Bitcoin Opened Higher at Every World Cup Since 2010
Bitcoin opened higher at each World Cup from $0.20 in 2010 to about $66,258 at the 2026 North America tournament, a rise of more than 328,000%.
Bitcoin opened higher at every FIFA World Cup since 2010. Prices at the start of each tournament were about $0.20 in 2010 (South Africa), $620 in 2014 (Brazil), $6,500 in 2018 (Russia), $16,800 in 2022 (Qatar) and roughly $66,258 at the 2026 North America event. That amounts to a gain of more than 328,000% across five tournaments.
A 2026 analysis of ETF flows and liquidity cycles links the timing to Bitcoin’s halving schedule, which reduces miner rewards by half roughly every four years and tightens new supply. Historically, bull markets began within 12 to 18 months after each halving as demand met a smaller stream of new coins.
Institutional capital and ETF inflows are larger sources of demand in the current cycle. Bitcoin reached a peak near $126,000 in early 2025 and then pulled back; the price near $66,258 at the 2026 tournament sits roughly between the Qatar 2022 level and the 2025 peak.

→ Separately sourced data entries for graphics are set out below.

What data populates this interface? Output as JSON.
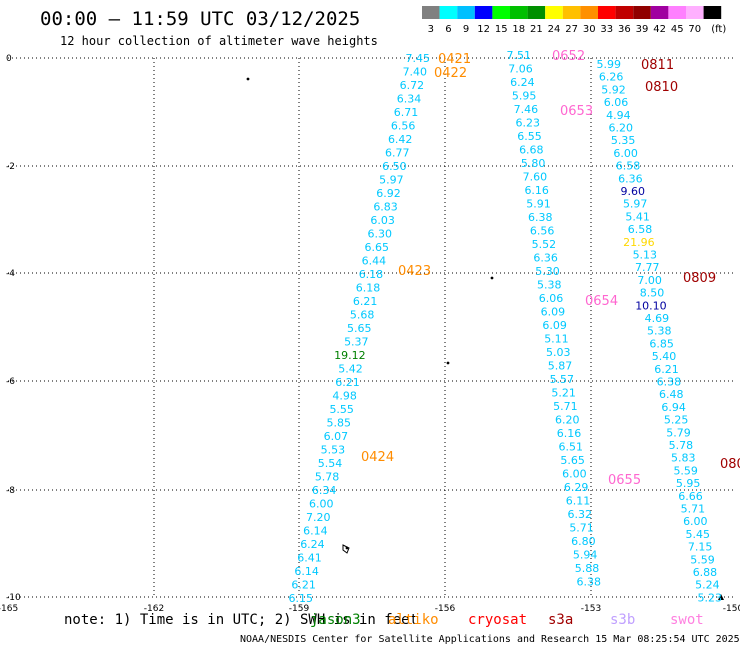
{
  "header": {
    "title": "00:00 — 11:59 UTC 03/12/2025",
    "subtitle": "12 hour collection of altimeter wave heights"
  },
  "legend": {
    "unit": "(ft)",
    "bins": [
      {
        "label": "3",
        "color": "#808080"
      },
      {
        "label": "6",
        "color": "#00ffff"
      },
      {
        "label": "9",
        "color": "#00c0ff"
      },
      {
        "label": "12",
        "color": "#0000ff"
      },
      {
        "label": "15",
        "color": "#00ff00"
      },
      {
        "label": "18",
        "color": "#00c000"
      },
      {
        "label": "21",
        "color": "#009000"
      },
      {
        "label": "24",
        "color": "#ffff00"
      },
      {
        "label": "27",
        "color": "#ffc000"
      },
      {
        "label": "30",
        "color": "#ff9000"
      },
      {
        "label": "33",
        "color": "#ff0000"
      },
      {
        "label": "36",
        "color": "#c00000"
      },
      {
        "label": "39",
        "color": "#900000"
      },
      {
        "label": "42",
        "color": "#a000a0"
      },
      {
        "label": "45",
        "color": "#ff80ff"
      },
      {
        "label": "70",
        "color": "#ffb0ff"
      },
      {
        "label": "",
        "color": "#000000"
      }
    ]
  },
  "axes": {
    "lon_ticks": [
      "-165",
      "-162",
      "-159",
      "-156",
      "-153",
      "-150"
    ],
    "lat_ticks": [
      "0",
      "-2",
      "-4",
      "-6",
      "-8",
      "-10"
    ]
  },
  "colors": {
    "cyan": "#00c8ff",
    "dark_cyan": "#00a0ff",
    "navy": "#0000a0",
    "olive": "#008000",
    "yellow": "#ffd800",
    "orange": "#ff8c00",
    "pink": "#ff66d0",
    "maroon": "#a00000"
  },
  "tracks": [
    {
      "passes": [
        {
          "label": "0421",
          "color": "orange"
        },
        {
          "label": "0422",
          "color": "orange"
        },
        {
          "label": "0423",
          "color": "orange"
        },
        {
          "label": "0424",
          "color": "orange"
        }
      ],
      "values": [
        {
          "v": "7.45",
          "c": "cyan"
        },
        {
          "v": "7.40",
          "c": "cyan"
        },
        {
          "v": "6.72",
          "c": "cyan"
        },
        {
          "v": "6.34",
          "c": "cyan"
        },
        {
          "v": "6.71",
          "c": "cyan"
        },
        {
          "v": "6.56",
          "c": "cyan"
        },
        {
          "v": "6.42",
          "c": "cyan"
        },
        {
          "v": "6.77",
          "c": "cyan"
        },
        {
          "v": "6.50",
          "c": "cyan"
        },
        {
          "v": "5.97",
          "c": "cyan"
        },
        {
          "v": "6.92",
          "c": "cyan"
        },
        {
          "v": "6.83",
          "c": "cyan"
        },
        {
          "v": "6.03",
          "c": "cyan"
        },
        {
          "v": "6.30",
          "c": "cyan"
        },
        {
          "v": "6.65",
          "c": "cyan"
        },
        {
          "v": "6.44",
          "c": "cyan"
        },
        {
          "v": "6.18",
          "c": "cyan"
        },
        {
          "v": "6.18",
          "c": "cyan"
        },
        {
          "v": "6.21",
          "c": "cyan"
        },
        {
          "v": "5.68",
          "c": "cyan"
        },
        {
          "v": "5.65",
          "c": "cyan"
        },
        {
          "v": "5.37",
          "c": "cyan"
        },
        {
          "v": "19.12",
          "c": "olive"
        },
        {
          "v": "5.42",
          "c": "cyan"
        },
        {
          "v": "6.21",
          "c": "cyan"
        },
        {
          "v": "4.98",
          "c": "cyan"
        },
        {
          "v": "5.55",
          "c": "cyan"
        },
        {
          "v": "5.85",
          "c": "cyan"
        },
        {
          "v": "6.07",
          "c": "cyan"
        },
        {
          "v": "5.53",
          "c": "cyan"
        },
        {
          "v": "5.54",
          "c": "cyan"
        },
        {
          "v": "5.78",
          "c": "cyan"
        },
        {
          "v": "6.34",
          "c": "cyan"
        },
        {
          "v": "6.00",
          "c": "cyan"
        },
        {
          "v": "7.20",
          "c": "cyan"
        },
        {
          "v": "6.14",
          "c": "cyan"
        },
        {
          "v": "6.24",
          "c": "cyan"
        },
        {
          "v": "6.41",
          "c": "cyan"
        },
        {
          "v": "6.14",
          "c": "cyan"
        },
        {
          "v": "6.21",
          "c": "cyan"
        },
        {
          "v": "6.15",
          "c": "cyan"
        }
      ]
    },
    {
      "passes": [
        {
          "label": "0652",
          "color": "pink"
        },
        {
          "label": "0653",
          "color": "pink"
        },
        {
          "label": "0654",
          "color": "pink"
        },
        {
          "label": "0655",
          "color": "pink"
        }
      ],
      "values": [
        {
          "v": "7.51",
          "c": "cyan"
        },
        {
          "v": "7.06",
          "c": "cyan"
        },
        {
          "v": "6.24",
          "c": "cyan"
        },
        {
          "v": "5.95",
          "c": "cyan"
        },
        {
          "v": "7.46",
          "c": "cyan"
        },
        {
          "v": "6.23",
          "c": "cyan"
        },
        {
          "v": "6.55",
          "c": "cyan"
        },
        {
          "v": "6.68",
          "c": "cyan"
        },
        {
          "v": "5.80",
          "c": "cyan"
        },
        {
          "v": "7.60",
          "c": "cyan"
        },
        {
          "v": "6.16",
          "c": "cyan"
        },
        {
          "v": "5.91",
          "c": "cyan"
        },
        {
          "v": "6.38",
          "c": "cyan"
        },
        {
          "v": "6.56",
          "c": "cyan"
        },
        {
          "v": "5.52",
          "c": "cyan"
        },
        {
          "v": "6.36",
          "c": "cyan"
        },
        {
          "v": "5.30",
          "c": "cyan"
        },
        {
          "v": "5.38",
          "c": "cyan"
        },
        {
          "v": "6.06",
          "c": "cyan"
        },
        {
          "v": "6.09",
          "c": "cyan"
        },
        {
          "v": "6.09",
          "c": "cyan"
        },
        {
          "v": "5.11",
          "c": "cyan"
        },
        {
          "v": "5.03",
          "c": "cyan"
        },
        {
          "v": "5.87",
          "c": "cyan"
        },
        {
          "v": "5.57",
          "c": "cyan"
        },
        {
          "v": "5.21",
          "c": "cyan"
        },
        {
          "v": "5.71",
          "c": "cyan"
        },
        {
          "v": "6.20",
          "c": "cyan"
        },
        {
          "v": "6.16",
          "c": "cyan"
        },
        {
          "v": "6.51",
          "c": "cyan"
        },
        {
          "v": "5.65",
          "c": "cyan"
        },
        {
          "v": "6.00",
          "c": "cyan"
        },
        {
          "v": "6.29",
          "c": "cyan"
        },
        {
          "v": "6.11",
          "c": "cyan"
        },
        {
          "v": "6.32",
          "c": "cyan"
        },
        {
          "v": "5.71",
          "c": "cyan"
        },
        {
          "v": "6.80",
          "c": "cyan"
        },
        {
          "v": "5.94",
          "c": "cyan"
        },
        {
          "v": "5.88",
          "c": "cyan"
        },
        {
          "v": "6.38",
          "c": "cyan"
        }
      ]
    },
    {
      "passes": [
        {
          "label": "0811",
          "color": "maroon"
        },
        {
          "label": "0810",
          "color": "maroon"
        },
        {
          "label": "0809",
          "color": "maroon"
        },
        {
          "label": "080",
          "color": "maroon"
        }
      ],
      "values": [
        {
          "v": "5.99",
          "c": "cyan"
        },
        {
          "v": "6.26",
          "c": "cyan"
        },
        {
          "v": "5.92",
          "c": "cyan"
        },
        {
          "v": "6.06",
          "c": "cyan"
        },
        {
          "v": "4.94",
          "c": "cyan"
        },
        {
          "v": "6.20",
          "c": "cyan"
        },
        {
          "v": "5.35",
          "c": "cyan"
        },
        {
          "v": "6.00",
          "c": "cyan"
        },
        {
          "v": "6.58",
          "c": "cyan"
        },
        {
          "v": "6.36",
          "c": "cyan"
        },
        {
          "v": "9.60",
          "c": "navy"
        },
        {
          "v": "5.97",
          "c": "cyan"
        },
        {
          "v": "5.41",
          "c": "cyan"
        },
        {
          "v": "6.58",
          "c": "cyan"
        },
        {
          "v": "21.96",
          "c": "yellow"
        },
        {
          "v": "5.13",
          "c": "cyan"
        },
        {
          "v": "7.77",
          "c": "cyan"
        },
        {
          "v": "7.00",
          "c": "cyan"
        },
        {
          "v": "8.50",
          "c": "cyan"
        },
        {
          "v": "10.10",
          "c": "navy"
        },
        {
          "v": "4.69",
          "c": "cyan"
        },
        {
          "v": "5.38",
          "c": "cyan"
        },
        {
          "v": "6.85",
          "c": "cyan"
        },
        {
          "v": "5.40",
          "c": "cyan"
        },
        {
          "v": "6.21",
          "c": "cyan"
        },
        {
          "v": "6.38",
          "c": "cyan"
        },
        {
          "v": "6.48",
          "c": "cyan"
        },
        {
          "v": "6.94",
          "c": "cyan"
        },
        {
          "v": "5.25",
          "c": "cyan"
        },
        {
          "v": "5.79",
          "c": "cyan"
        },
        {
          "v": "5.78",
          "c": "cyan"
        },
        {
          "v": "5.83",
          "c": "cyan"
        },
        {
          "v": "5.59",
          "c": "cyan"
        },
        {
          "v": "5.95",
          "c": "cyan"
        },
        {
          "v": "6.66",
          "c": "cyan"
        },
        {
          "v": "5.71",
          "c": "cyan"
        },
        {
          "v": "6.00",
          "c": "cyan"
        },
        {
          "v": "5.45",
          "c": "cyan"
        },
        {
          "v": "7.15",
          "c": "cyan"
        },
        {
          "v": "5.59",
          "c": "cyan"
        },
        {
          "v": "6.88",
          "c": "cyan"
        },
        {
          "v": "5.24",
          "c": "cyan"
        },
        {
          "v": "5.23",
          "c": "cyan"
        }
      ]
    }
  ],
  "note": "note: 1) Time is in UTC; 2) SWH is in feet",
  "missions": [
    {
      "label": "jason3",
      "color": "#008000"
    },
    {
      "label": "altiko",
      "color": "#ff8c00"
    },
    {
      "label": "cryosat",
      "color": "#ff0000"
    },
    {
      "label": "s3a",
      "color": "#a00000"
    },
    {
      "label": "s3b",
      "color": "#c0a0ff"
    },
    {
      "label": "swot",
      "color": "#ff80e0"
    }
  ],
  "credit": "NOAA/NESDIS Center for Satellite Applications and Research    15 Mar 08:25:54 UTC 2025"
}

Returns between World Cups have narrowed as market size has grown. Holding from 2010 to 2014 returned about 3,100 times; 2014 to 2018 about 10 times; 2018 to 2022 about 2.6 times; and 2022 to 2026 about 3.9 times.
At the 2026 World Cup, fans used prediction markets, traded team-themed tokens and placed bets on on-chain platforms, increasing crypto activity tied to the event.
Factors that could influence Bitcoin’s price path through the 2030 World Cup include U.S. monetary policy, sovereign and long-term institutional accumulation, and whether ETF-driven demand continues to absorb selling pressure.
The four-year alignment between halvings and the World Cup calendar has held through five tournaments. With Bitcoin’s larger market capitalization and greater institutional participation, percentage gains from one tournament to the next have been smaller than in early cycles.